Kebijakan untuk mewajibkan petani mengikuti asuransi pertanian sebaiknya diikuti dengan sosialisasi yang intensif terhadap petani sehingga memahami pentingnya asuransi dan mengerti teknis prosedurnya.
Selain itu, perlu pertimbangan yang matang terkait pengeluaran subsidi yang perlu dikeluarkan pemerintah untuk membiayai premi asuransi petani tersebut.
Selain itu, pertanian di Indonesia memiliki karakteristik yang berbeda-beda. Mulai dari jenis sawah, pola waktu tanam, jenis tanaman, cuaca dan kondisi geografis, yang menyebabkan satu daerah dengan yang lain memiliki risiko yang berbeda.
Karena perlu kajian lebih mendalam dari pemerintah mengenai risiko, premi dan ganti rugi yang perlu dikenakan berdasarkan faktor-faktor tersebut yang seharusnya berbeda-beda.

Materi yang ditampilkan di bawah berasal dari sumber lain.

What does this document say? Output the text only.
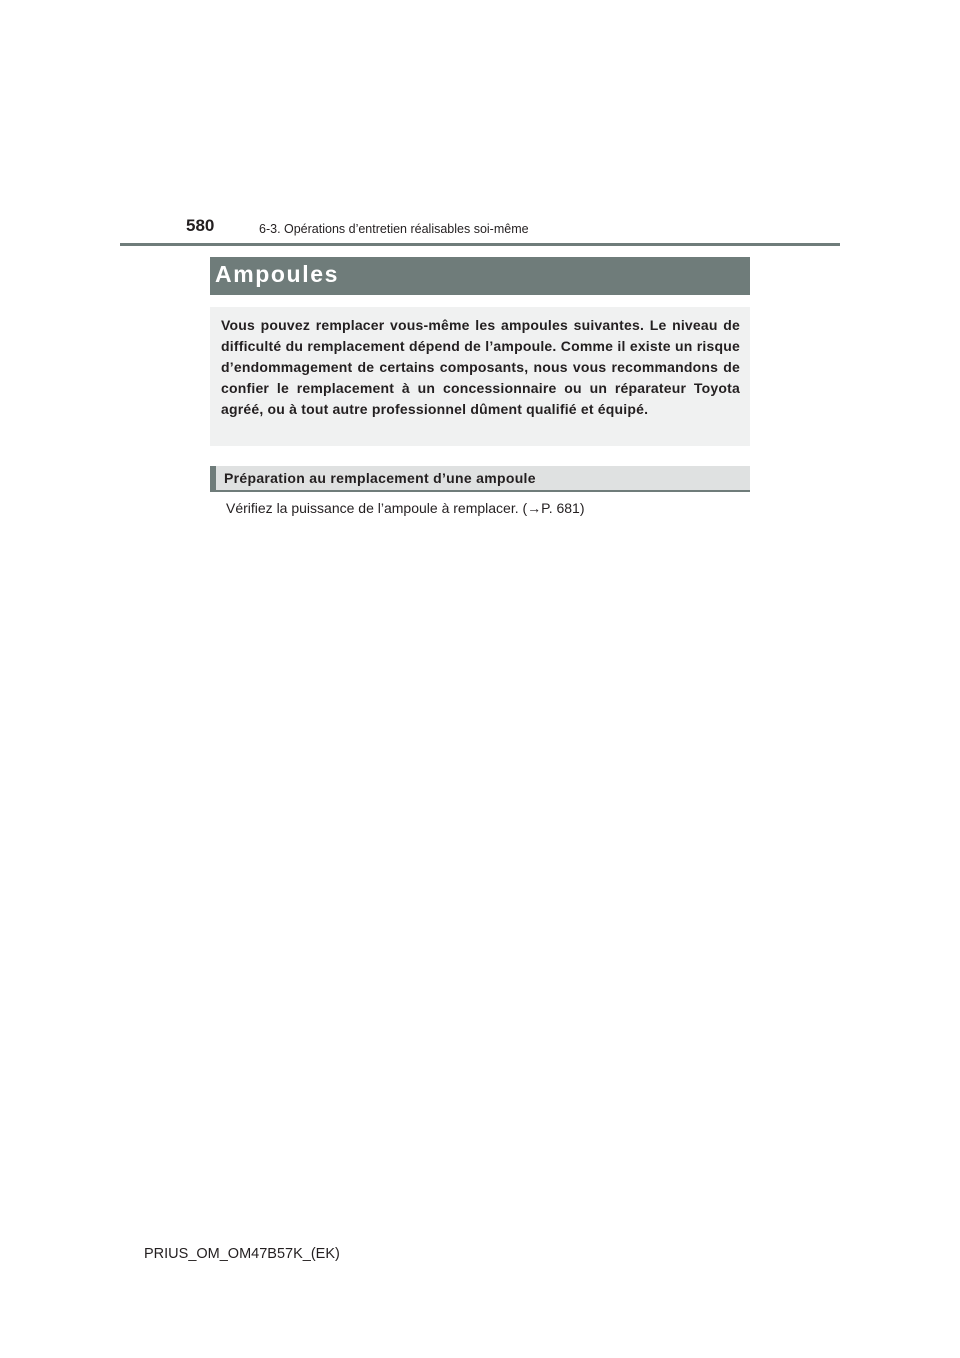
580	6-3. Opérations d’entretien réalisables soi-même
Ampoules

Vous pouvez remplacer vous-même les ampoules suivantes. Le niveau de difficulté du remplacement dépend de l’ampoule. Comme il existe un risque d’endommagement de certains composants, nous vous recommandons de confier le remplacement à un concessionnaire ou un réparateur Toyota agréé, ou à tout autre professionnel dûment qualifié et équipé.

Préparation au remplacement d’une ampoule
Vérifiez la puissance de l’ampoule à remplacer. (→P. 681)
PRIUS_OM_OM47B57K_(EK)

Akan menjadi tidak adil apabila petani dengan risiko yang rendah perlu membayar premi yang sama dengan petani berisiko tinggi padahal jumlah ganti rugi yang diberikan sama.

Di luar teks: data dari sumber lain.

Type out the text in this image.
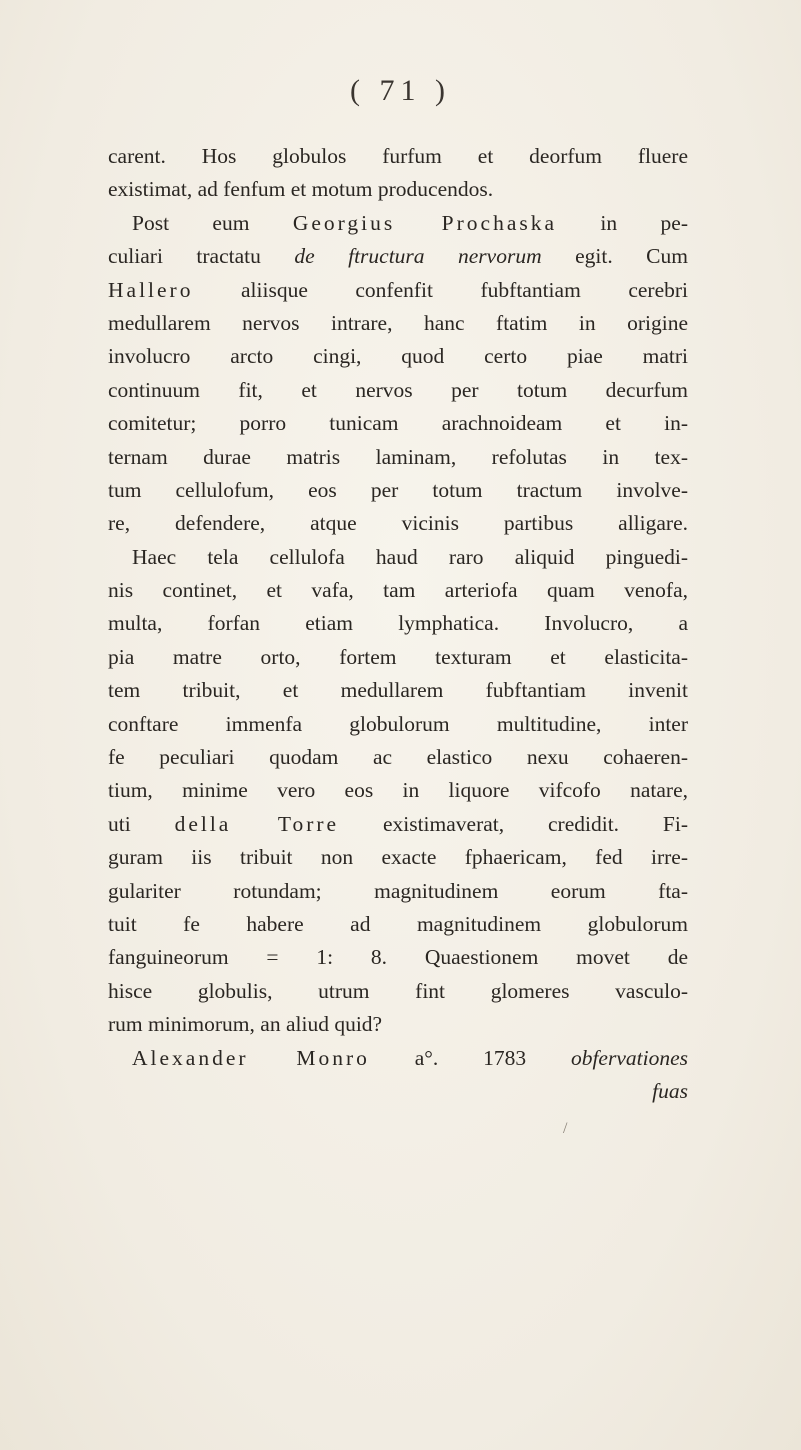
( 71 )
carent. Hos globulos furfum et deorfum fluere
existimat, ad fenfum et motum producendos.
Post eum Georgius Prochaska in pe-
culiari tractatu de ftructura nervorum egit. Cum
Hallero aliisque confenfit fubftantiam cerebri
medullarem nervos intrare, hanc ftatim in origine
involucro arcto cingi, quod certo piae matri
continuum fit, et nervos per totum decurfum
comitetur; porro tunicam arachnoideam et in-
ternam durae matris laminam, refolutas in tex-
tum cellulofum, eos per totum tractum involve-
re, defendere, atque vicinis partibus alligare.
Haec tela cellulofa haud raro aliquid pinguedi-
nis continet, et vafa, tam arteriofa quam venofa,
multa, forfan etiam lymphatica. Involucro, a
pia matre orto, fortem texturam et elasticita-
tem tribuit, et medullarem fubftantiam invenit
conftare immenfa globulorum multitudine, inter
fe peculiari quodam ac elastico nexu cohaeren-
tium, minime vero eos in liquore vifcofo natare,
uti della Torre existimaverat, credidit. Fi-
guram iis tribuit non exacte fphaericam, fed irre-
gulariter rotundam; magnitudinem eorum fta-
tuit fe habere ad magnitudinem globulorum
fanguineorum = 1: 8. Quaestionem movet de
hisce globulis, utrum fint glomeres vasculo-
rum minimorum, an aliud quid?
Alexander Monro a°. 1783 obfervationes
fuas
/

Begitu pula apabila ganti rugi yang diberikan sama padahal biaya yang dikeluarkan petani berbeda karena perbedaan jenis tanaman.

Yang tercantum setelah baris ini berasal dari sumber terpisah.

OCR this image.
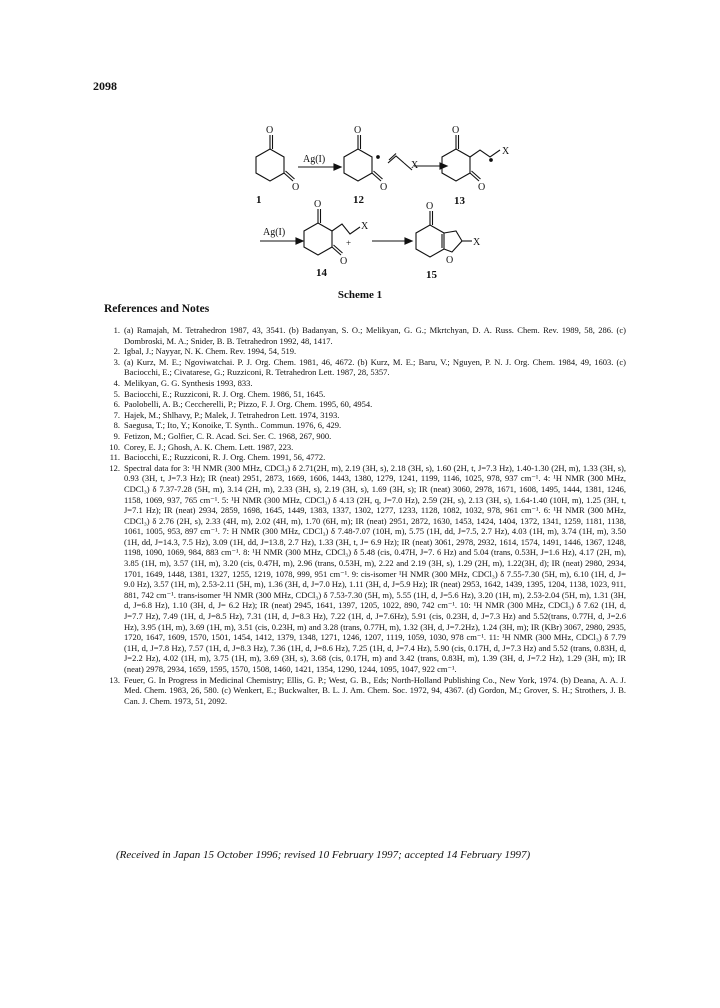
2098
O
O
1
Ag(I)
O
O
12
X
O
O
X
13
Ag(I)
O
O
X
+
14
O
O
X
15
Scheme 1
References and Notes
1. (a) Ramajah, M. Tetrahedron 1987, 43, 3541. (b) Badanyan, S. O.; Melikyan, G. G.; Mkrtchyan, D. A. Russ. Chem. Rev. 1989, 58, 286. (c) Dombroski, M. A.; Snider, B. B. Tetrahedron 1992, 48, 1417.
2. Igbal, J.; Nayyar, N. K. Chem. Rev. 1994, 54, 519.
3. (a) Kurz, M. E.; Ngoviwatchai. P. J. Org. Chem. 1981, 46, 4672. (b) Kurz, M. E.; Baru, V.; Nguyen, P. N. J. Org. Chem. 1984, 49, 1603. (c) Baciocchi, E.; Civatarese, G.; Ruzziconi, R. Tetrahedron Lett. 1987, 28, 5357.
4. Melikyan, G. G. Synthesis 1993, 833.
5. Baciocchi, E.; Ruzziconi, R. J. Org. Chem. 1986, 51, 1645.
6. Paolobelli, A. B.; Ceccherelli, P.; Pizzo, F. J. Org. Chem. 1995, 60, 4954.
7. Hajek, M.; Shlhavy, P.; Malek, J. Tetrahedron Lett. 1974, 3193.
8. Saegusa, T.; Ito, Y.; Konoike, T. Synth.. Commun. 1976, 6, 429.
9. Fetizon, M.; Golfier, C. R. Acad. Sci. Ser. C. 1968, 267, 900.
10. Corey, E. J.; Ghosh, A. K. Chem. Lett. 1987, 223.
11. Baciocchi, E.; Ruzziconi, R. J. Org. Chem. 1991, 56, 4772.
12. Spectral data for 3: ¹H NMR (300 MHz, CDCl₃) δ 2.71(2H, m), 2.19 (3H, s), 2.18 (3H, s), 1.60 (2H, t, J=7.3 Hz), 1.40-1.30 (2H, m), 1.33 (3H, s), 0.93 (3H, t, J=7.3 Hz); IR (neat) 2951, 2873, 1669, 1606, 1443, 1380, 1279, 1241, 1199, 1146, 1025, 978, 937 cm⁻¹. 4: ¹H NMR (300 MHz, CDCl₃) δ 7.37-7.28 (5H, m), 3.14 (2H, m), 2.33 (3H, s), 2.19 (3H, s), 1.69 (3H, s); IR (neat) 3060, 2978, 1671, 1608, 1495, 1444, 1381, 1246, 1158, 1069, 937, 765 cm⁻¹. 5: ¹H NMR (300 MHz, CDCl₃) δ 4.13 (2H, q, J=7.0 Hz), 2.59 (2H, s), 2.13 (3H, s), 1.64-1.40 (10H, m), 1.25 (3H, t, J=7.1 Hz); IR (neat) 2934, 2859, 1698, 1645, 1449, 1383, 1337, 1302, 1277, 1233, 1128, 1082, 1032, 978, 961 cm⁻¹. 6: ¹H NMR (300 MHz, CDCl₃) δ 2.76 (2H, s), 2.33 (4H, m), 2.02 (4H, m), 1.70 (6H, m); IR (neat) 2951, 2872, 1630, 1453, 1424, 1404, 1372, 1341, 1259, 1181, 1138, 1061, 1005, 953, 897 cm⁻¹. 7: H NMR (300 MHz, CDCl₃) δ 7.48-7.07 (10H, m), 5.75 (1H, dd, J=7.5, 2.7 Hz), 4.03 (1H, m), 3.74 (1H, m), 3.50 (1H, dd, J=14.3, 7.5 Hz), 3.09 (1H, dd, J=13.8, 2.7 Hz), 1.33 (3H, t, J= 6.9 Hz); IR (neat) 3061, 2978, 2932, 1614, 1574, 1491, 1446, 1367, 1248, 1198, 1090, 1069, 984, 883 cm⁻¹. 8: ¹H NMR (300 MHz, CDCl₃) δ 5.48 (cis, 0.47H, J=7. 6 Hz) and 5.04 (trans, 0.53H, J=1.6 Hz), 4.17 (2H, m), 3.85 (1H, m), 3.57 (1H, m), 3.20 (cis, 0.47H, m), 2.96 (trans, 0.53H, m), 2.22 and 2.19 (3H, s), 1.29 (2H, m), 1.22(3H, d); IR (neat) 2980, 2934, 1701, 1649, 1448, 1381, 1327, 1255, 1219, 1078, 999, 951 cm⁻¹. 9: cis-isomer ¹H NMR (300 MHz, CDCl₃) δ 7.55-7.30 (5H, m), 6.10 (1H, d, J= 9.0 Hz), 3.57 (1H, m), 2.53-2.11 (5H, m), 1.36 (3H, d, J=7.0 Hz), 1.11 (3H, d, J=5.9 Hz); IR (neat) 2953, 1642, 1439, 1395, 1204, 1138, 1023, 911, 881, 742 cm⁻¹. trans-isomer ¹H NMR (300 MHz, CDCl₃) δ 7.53-7.30 (5H, m), 5.55 (1H, d, J=5.6 Hz), 3.20 (1H, m), 2.53-2.04 (5H, m), 1.31 (3H, d, J=6.8 Hz), 1.10 (3H, d, J= 6.2 Hz); IR (neat) 2945, 1641, 1397, 1205, 1022, 890, 742 cm⁻¹. 10: ¹H NMR (300 MHz, CDCl₃) δ 7.62 (1H, d, J=7.7 Hz), 7.49 (1H, d, J=8.5 Hz), 7.31 (1H, d, J=8.3 Hz), 7.22 (1H, d, J=7.6Hz), 5.91 (cis, 0.23H, d, J=7.3 Hz) and 5.52(trans, 0.77H, d, J=2.6 Hz), 3.95 (1H, m), 3.69 (1H, m), 3.51 (cis, 0.23H, m) and 3.28 (trans, 0.77H, m), 1.32 (3H, d, J=7.2Hz), 1.24 (3H, m); IR (KBr) 3067, 2980, 2935, 1720, 1647, 1609, 1570, 1501, 1454, 1412, 1379, 1348, 1271, 1246, 1207, 1119, 1059, 1030, 978 cm⁻¹. 11: ¹H NMR (300 MHz, CDCl₃) δ 7.79 (1H, d, J=7.8 Hz), 7.57 (1H, d, J=8.3 Hz), 7.36 (1H, d, J=8.6 Hz), 7.25 (1H, d, J=7.4 Hz), 5.90 (cis, 0.17H, d, J=7.3 Hz) and 5.52 (trans, 0.83H, d, J=2.2 Hz), 4.02 (1H, m), 3.75 (1H, m), 3.69 (3H, s), 3.68 (cis, 0.17H, m) and 3.42 (trans, 0.83H, m), 1.39 (3H, d, J=7.2 Hz), 1.29 (3H, m); IR (neat) 2978, 2934, 1659, 1595, 1570, 1508, 1460, 1421, 1354, 1290, 1244, 1095, 1047, 922 cm⁻¹.
13. Feuer, G. In Progress in Medicinal Chemistry; Ellis, G. P.; West, G. B., Eds; North-Holland Publishing Co., New York, 1974. (b) Deana, A. A. J. Med. Chem. 1983, 26, 580. (c) Wenkert, E.; Buckwalter, B. L. J. Am. Chem. Soc. 1972, 94, 4367. (d) Gordon, M.; Grover, S. H.; Strothers, J. B. Can. J. Chem. 1973, 51, 2092.
(Received in Japan 15 October 1996; revised 10 February 1997; accepted 14 February 1997)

Hal lain yang perlu diperhatikan adalah bahwa petani memiliki risiko lain terkait dengan kepastian harga jual dan harga input serta ketersediannya di pasar.
Ini dapat menjadi pertimbangan bagi pemerintah untuk memasukkan kriteria ini ke dalam kontrak asuransi atau menyusun program lain yang terintegrasi dengan asuransi pertanian.
Misalnya, pemerintah akan memberikan harga yang lebih murah serta akses ke faktor input semisal pupuk yang lebih baik kepada petani yang memiliki asuransi pertanian.
Strategi seperti ini diharapkan lebih persuasif untuk mengajak masyarakat berasuransi sekaligus memberikan kepastian keuntungan kepada petani yang berdampak terhadap terwujudnya ketahanan pangan yang sustainable sekaligus meningkatkan kesejahteraan petani.
Dengan berbagai tinjauan terhadap asuransi pertanian, penulis berpendapat bahwa program ini perlu untuk dilanjutkan bahkan ditingkatkan sebagai sebuah niat baik pemerintah untuk memakmurkan petani Indonesia.
Program ini perlu untuk terus diawasi dan dievaluasi secara berkelanjutan agar menjadi lebih efektif dan efisien.
Selain itu dalam jangka panjang, banyak manfaat yang bisa didapatkan dari program ini yakni menghindari semakin berkurangnya rumah tangga tani dan lahan pertanian dari tahun ke tahun serta meningkatkan daya beli petani Indonesia sehingga bisa menjadi profesi yang lebih diminati.